Avisame cuando llegues
Por Paula Eder
En el colectivo te vas a hacer lugar hasta el fondo como una serpiente, te vas a tapar el culo con la cartera, y las tetas con los apuntes de la facu. Cuando por fin encuentres un asiento de reojo vas a ver el cierre de un pantalón a la altura de tu cara. Te vas a mover un poco para marcar tu espacio y tu incomodidad, pero él se va a quedar ahí mirando desde arriba cómo te abrazás a la mochila y te hacés un bollito contra la ventanilla. Ponés una canción que te gusta, cerrás los ojos y mientras pensás en lo irónico de que tu lugar en ese nudo de personas sea un rincón en el que no oís, no ves, no hablás y no te movés.
Cuando bajes, uno va a aprovechar para tocarte el culo de pasada. En el laburo lo vas a contar y tus compañeros van a decir que no es para tanto, que las minas están demasiado sensibles, aunque no paren de repetir que no tienen problemas con el puto de la oficina mientras no se pase de la raya. Tus compañeras también están de acuerdo en que es mejor no contestar, que la violencia genera más violencia y que después de todo es lindo recibir halagos en la calle. Aunque vengan de un desconocido, aunque a veces te insulten porque sí.
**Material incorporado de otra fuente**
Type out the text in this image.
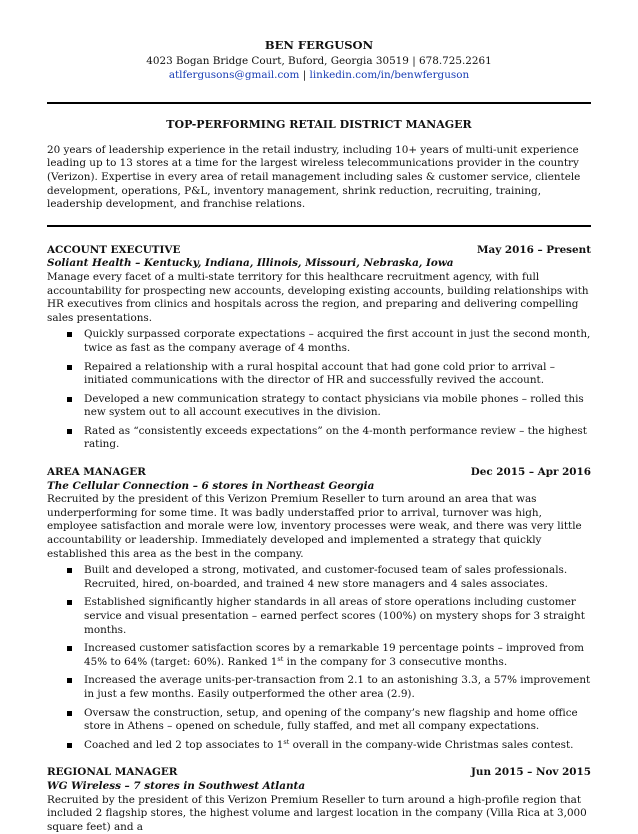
BEN FERGUSON

4023 Bogan Bridge Court, Buford, Georgia 30519 | 678.725.2261

atlfergusons@gmail.com | linkedin.com/in/benwferguson

TOP-PERFORMING RETAIL DISTRICT MANAGER

20 years of leadership experience in the retail industry, including 10+ years of multi-unit experience leading up to 13 stores at a time for the largest wireless telecommunications provider in the country (Verizon). Expertise in every area of retail management including sales & customer service, clientele development, operations, P&L, inventory management, shrink reduction, recruiting, training, leadership development, and franchise relations.

ACCOUNT EXECUTIVE	May 2016 – Present
Soliant Health – Kentucky, Indiana, Illinois, Missouri, Nebraska, Iowa

Manage every facet of a multi-state territory for this healthcare recruitment agency, with full accountability for prospecting new accounts, developing existing accounts, building relationships with HR executives from clinics and hospitals across the region, and preparing and delivering compelling sales presentations.

Quickly surpassed corporate expectations – acquired the first account in just the second month, twice as fast as the company average of 4 months.
Repaired a relationship with a rural hospital account that had gone cold prior to arrival – initiated communications with the director of HR and successfully revived the account.
Developed a new communication strategy to contact physicians via mobile phones – rolled this new system out to all account executives in the division.
Rated as “consistently exceeds expectations” on the 4-month performance review – the highest rating.
AREA MANAGER	Dec 2015 – Apr 2016
The Cellular Connection – 6 stores in Northeast Georgia

Recruited by the president of this Verizon Premium Reseller to turn around an area that was underperforming for some time. It was badly understaffed prior to arrival, turnover was high, employee satisfaction and morale were low, inventory processes were weak, and there was very little accountability or leadership. Immediately developed and implemented a strategy that quickly established this area as the best in the company.

Built and developed a strong, motivated, and customer-focused team of sales professionals. Recruited, hired, on-boarded, and trained 4 new store managers and 4 sales associates.
Established significantly higher standards in all areas of store operations including customer service and visual presentation – earned perfect scores (100%) on mystery shops for 3 straight months.
Increased customer satisfaction scores by a remarkable 19 percentage points – improved from 45% to 64% (target: 60%). Ranked 1st in the company for 3 consecutive months.
Increased the average units-per-transaction from 2.1 to an astonishing 3.3, a 57% improvement in just a few months. Easily outperformed the other area (2.9).
Oversaw the construction, setup, and opening of the company’s new flagship and home office store in Athens – opened on schedule, fully staffed, and met all company expectations.
Coached and led 2 top associates to 1st overall in the company-wide Christmas sales contest.
REGIONAL MANAGER	Jun 2015 – Nov 2015
WG Wireless – 7 stores in Southwest Atlanta

Recruited by the president of this Verizon Premium Reseller to turn around a high-profile region that included 2 flagship stores, the highest volume and largest location in the company (Villa Rica at 3,000 square feet) and a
En el viaje de vuelta vas a tener que elegir entre bajarte cerca de tu casa aunque sea oscuro, o bajar donde sí hay luz y caminar 4 cuadras. Apagás la música: tenés que estar alerta por si hay que correr. Caminás rápido, con la llave entre los dedos y el puño cerrado. Conocés de memoria el camino, pero igual el corazón te late fuerte. De lejos vas a ver que la luz de la cocina de tu casa ya está apagada, eso te va a recordar que quizás sea demasiado tarde y que quizás estés demasiado sola. Van a pasar dos chicos caminando y vas a cruzar de vereda. Vos qué sabés. Todos pueden ser. Apurás el paso, pensás en algo que no te de miedo, sólo querés llegar.
Te parecerá exagerado, pero las calles que caminamos son un monstruo que se come mujeres y las devuelve en una bolsa. Una cada 18 horas, como un juego macabro que cada vez se pone peor. Porque no es la ropa, ni la fiesta, ni la selfie, ni las calles desoladas. Son los violadores y un Estado cómplice que subestima el peligro que representa un violador suelto. Miles, caminando entre nosotros, en el ascensor del trabajo y en la fila del supermercado. El cura del merendero, y el vecino simpático que comenta lo loco del clima con la panadera mientras se imagina qué podría hacerle si un día de estos, a las 8 en punto, el novio no la estuviera esperando en la puerta.
Porque lo que hace que sea Micaela y no vos es solamente el azar, y porque así son todos los días, esquivando el miedo de saber que no estás a salvo en ninguna parte, ni vos, ni yo. No voy a dormir hasta no saber que estás en casa así que, por favor: avisame cuando llegues porque siempre, siempre cabe la posibilidad de no llegar.